Shakespeare’s Sources for Julius Caesar

Further Study Shakespeare’s Sources for Julius Caesar

In writing Julius Caesar, Shakespeare borrowed from two Classical biographies of important Roman and Greek figures, dramatizing the action and developing the historical figures into emotionally resonant characters. The most influential work was Plutarch’s Parallel Lives, which pairs biographical sketches of prominent Romans and Greeks. Parallel Lives contains many lines that are quite similar in content to Shakespeare’s version. For instance, in Plutarch, Portia attempts to get Brutus to confide in her, saying: “Brutus, I am Cato’s daughter, and I was brought into thy house not like a mere concubine, to share they bed and board merely, but to be a partner in thy joys, and a partner in thy troubles.” In the play, Shakespeare keeps the content of the source material but changes the order and wording to fit the proper meter: “Am I yourself/But (as it were) in sort or limitation,/ To keep with you at meals, comfort your bed,/And talk to you sometimes? Dwell I but in the suburbs/ Of your good pleasure? If it be no more,/Portia is Brutus’ harlot, not his wife” (II.i).

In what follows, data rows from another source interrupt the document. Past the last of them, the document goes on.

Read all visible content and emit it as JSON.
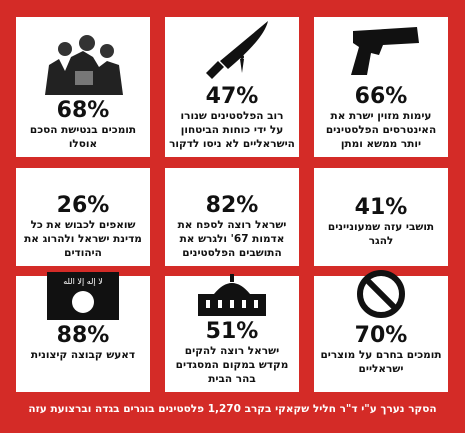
{
  "cards": [
    {
      "percent": "68%",
      "lines": [
        "תומכים בנטישת הסכם",
        "אוסלו"
      ]
    },
    {
      "percent": "47%",
      "lines": [
        "רוב הפלסטינים שנורו",
        "על ידי כוחות הביטחון",
        "הישראליים לא ניסו לדקור"
      ]
    },
    {
      "percent": "66%",
      "lines": [
        "עימות מזוין ישרת את",
        "האינטרסים הפלסטינים",
        "יותר ממשא ומתן"
      ]
    },
    {
      "percent": "26%",
      "lines": [
        "שואפים לכבוש את כל",
        "מדינת ישראל ולהרוג את",
        "היהודים"
      ]
    },
    {
      "percent": "82%",
      "lines": [
        "ישראל רוצה לספח את",
        "אדמות 67' ולגרש את",
        "התושבים הפלסטינים"
      ]
    },
    {
      "percent": "41%",
      "lines": [
        "תושבי עזה שמעוניינים",
        "להגר"
      ]
    },
    {
      "percent": "88%",
      "lines": [
        "דאעש קבוצה קיצונית"
      ],
      "flag_text": "لا إله إلا الله"
    },
    {
      "percent": "51%",
      "lines": [
        "ישראל רוצה להקים",
        "מקדש במקום המסגדים",
        "בהר הבית"
      ]
    },
    {
      "percent": "70%",
      "lines": [
        "תומכים בחרם על מוצרים",
        "ישראליים"
      ]
    }
  ],
  "footer": "הסקר נערך ע\"י ד\"ר חליל שקאקי בקרב 1,270 פלסטינים בוגרים בגדה וברצועת עזה"
}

In several instances, Shakespeare dramatizes action that Plutarch summarized, turning exposition into character-revealing dialogue. For example, in Act I, scene ii, Caesar delivers an aside to Mark Antony regarding his distrust of Cassius. In the original text, Plutarch writes that “[Caesar] said it was not the fat and long-haired fellows that troubled him, but those pale and lean ones; meaning Brutus and Cassius.” In the play, Shakespeare offers a crucial edit: “Let me have men about me that are fat,/ sleek-headed men and such as sleep o’nights. Yond Cassius has a lean and hungry look,/…Such men are dangerous” (I.ii).Here, Shakespeare omits mention of Brutus, and limits the “danger” to Cassius. By emphasizing the intimacy between Brutus and Caesar, Shakespeare amplifies Brutus’ betrayal, adding weight to Caesar’s expression of surprise as he is stabbed in Act III (“Et tu, Brute?”). This makes the scene all the more powerful and poignant and casts a moral “doubt” on Brutus’ “noble” act to preserve the Republic.

Another important example of the way Shakespeare dramatizes Plutarch’s text comes at Caesar’s funeral. In Plutarch, Antony and Brutus’s speeches are merely summarized: “When the multitude was assembled there, Brutus made a speech calculated to win the people and fitting the occasion,” and “Antony pronounced the customary eulogy, and when he saw the multitude were moved by his words, changed his tone to one of compassion, and taking the robe of Caesar, all bloody as it was, unfolded it to view.” Shakespeare fleshes out the scene, adding depth and personality to his characters. In the original text Antony’s speech is portrayed as improvisatory, adapting suddenly in tone and sentiment to meet the fickle reactions of the public. Shakespeare, however, depicts Antony’s speech as purposefully subversive; the use of blank verse as opposed to Brutus’ prose, and the sarcastic repetition of “But Brutus is an honorable man” all give the impression of a deliberate attempt to undermine the conspirators.

The most famous quote of the play, “Et tu, Brute?,” spoken by Caesar right before he is stabbed by his beloved Brutus, marks another notable departure from the source text. The line, Latin for “you, too, Brutus?,” is lifted from Suetonius’s The Twelve Caesars, which describes the first eleven emperors of Rome. In the Suetonius’s text, Caesar is said to have cried “You too, my child?” in Greek (“Kai su, teknon?”). While cultured Romans of the period spoke both languages, an Elizabethan audience would have only recognized some rudimentary Latin, thus explaining why Shakespeare switched from Greek to Latin. More importantly, Suetonius suggests that Brutus was rumored to have been the bastard son of Caesar: “Beyond all others, Caesar loved Servilia, the mother of Marcus Brutus,” Suetonius writes. Despite being well aware of this gossip (there is a clear allusion to “Brutus’ bastard hand” in Henry IV), Shakespeare does not openly acknowledge it in Julius Caesar. Any mention of patricide (a son killing his father) remains unspoken, and is only possibly implied when Antony refers to Brutus as “Caesar’s angel” during his funeral oration.